The Node.js web application runs on a local server in the local network with IP address 192.168.10.1 and listens on TCP port 5000. We want to take this Node.js web service online using SocketXP.
Next, let’s request SocketXP to create a public TLS tunnel endpoint for the Node.js web service using the “connect” command.
$ socketxp connect — tls-pass-through — white-label-domain “finanace.example.com” https://192.168.10.1:5000
Public URL -> https://finance-example-com.socketxp.com
The “ — tls-pass-through” flag in the above command tells SocketXP to create an end-to-end TLS tunnel using the white-label domain “finance.example.com” owned by us.
The public URL generated is still a sub-domain of “socketxp.com”. We could access the web service using this public URL but we’ll get certificate mismatch warnings. We could potentially access the service by adding an exception to the certificate warning. But let’s not do that. That’s not our intention. So let’s go to our DNS service provider (GoDaddy) who manages our white-label domain “finance.example.com” and add a DNS CNAME record pointing “finance.example.com” to “finance-example-com.socketxp.com”

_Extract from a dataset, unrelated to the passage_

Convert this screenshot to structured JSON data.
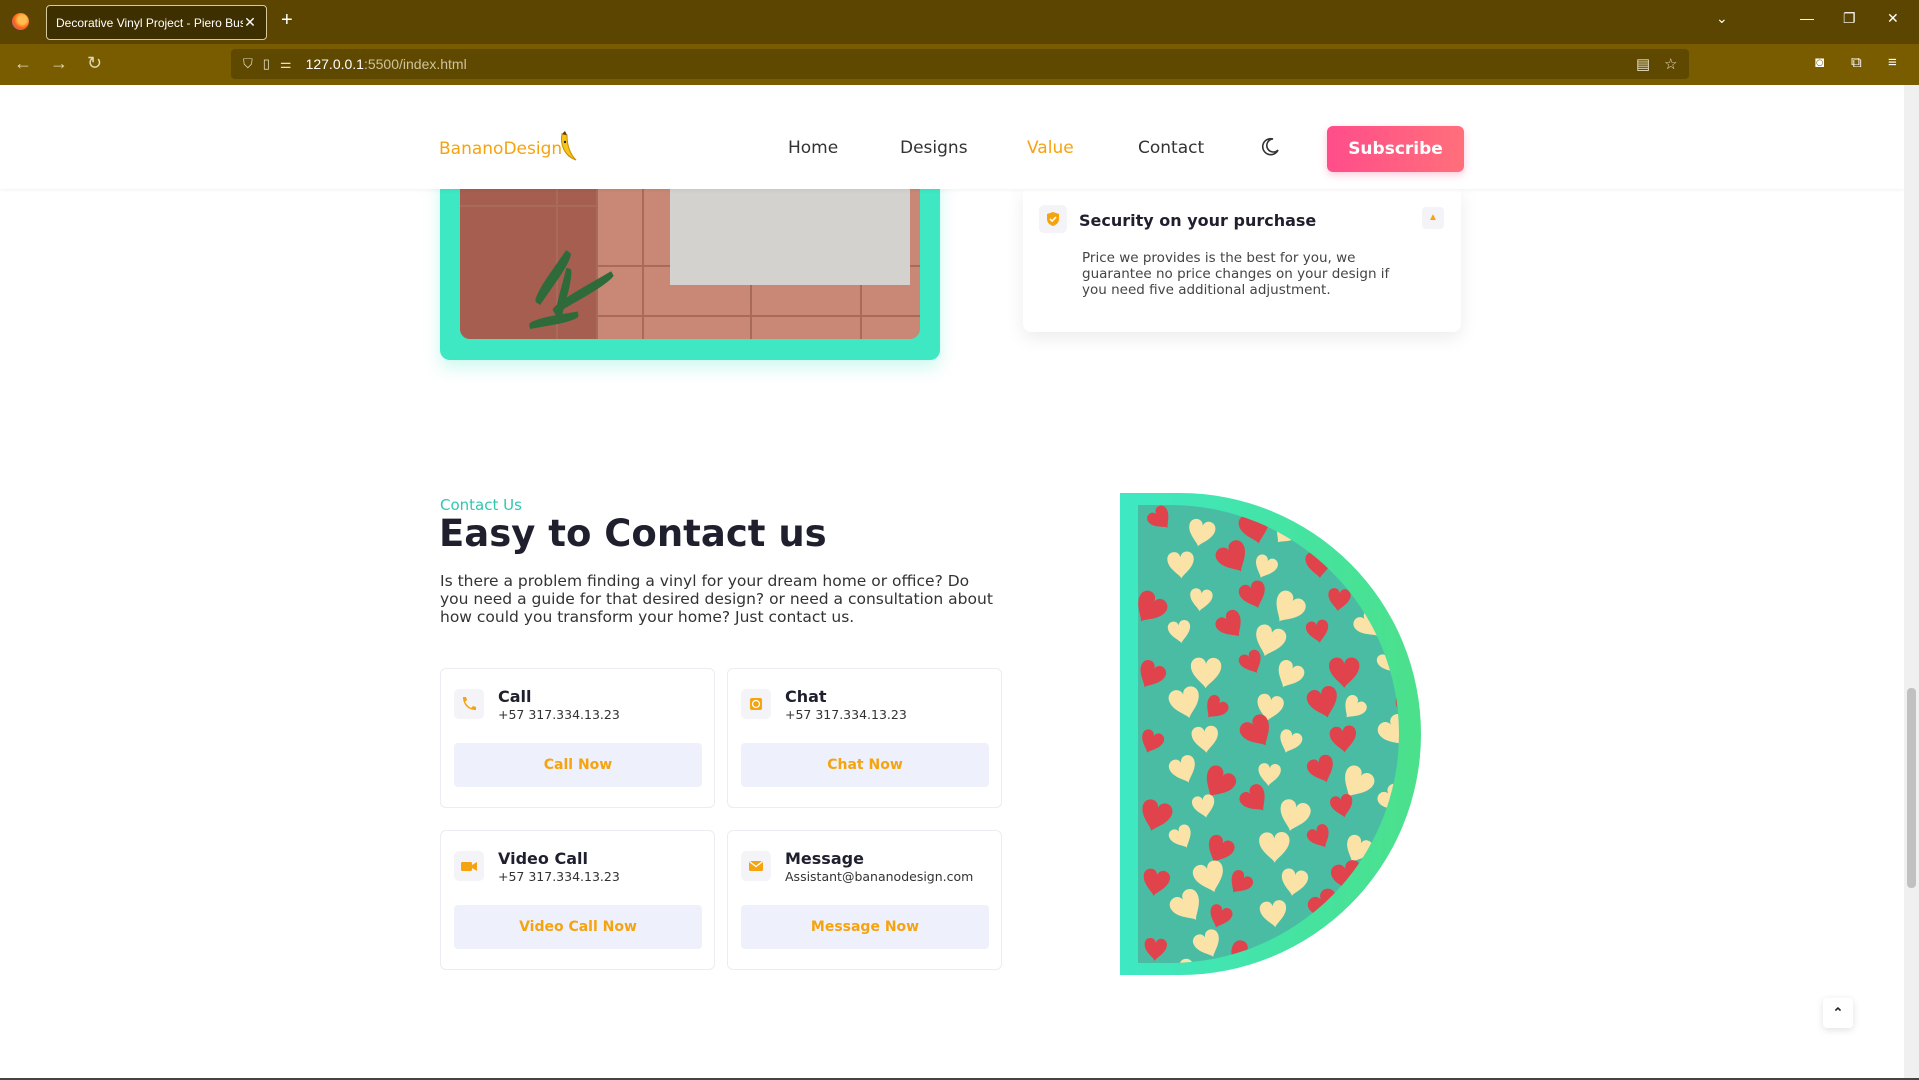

Accessing the online web service:
Now we could access the Node.js REST API service securely from anywhere in the internet using the public TLS tunnel endpoint “https://finance.example.com”
The example above assumes that we have already obtained a valid SSL certificate and SSL key for the white-label domain, “finance.example.com”. It could be a Self-Signed Certificate or a one obtained from a Certificate Issuing Authority such as Verisign, letsencrypt.org, GoDaddy etc. Moreover, the example above assumes that the Node.js web service uses the SSL certificate and key to run its web service instance (a HTTPS server). How you could obtain a SSL certificate and key, and use it in your web service application is beyond the scope of this article.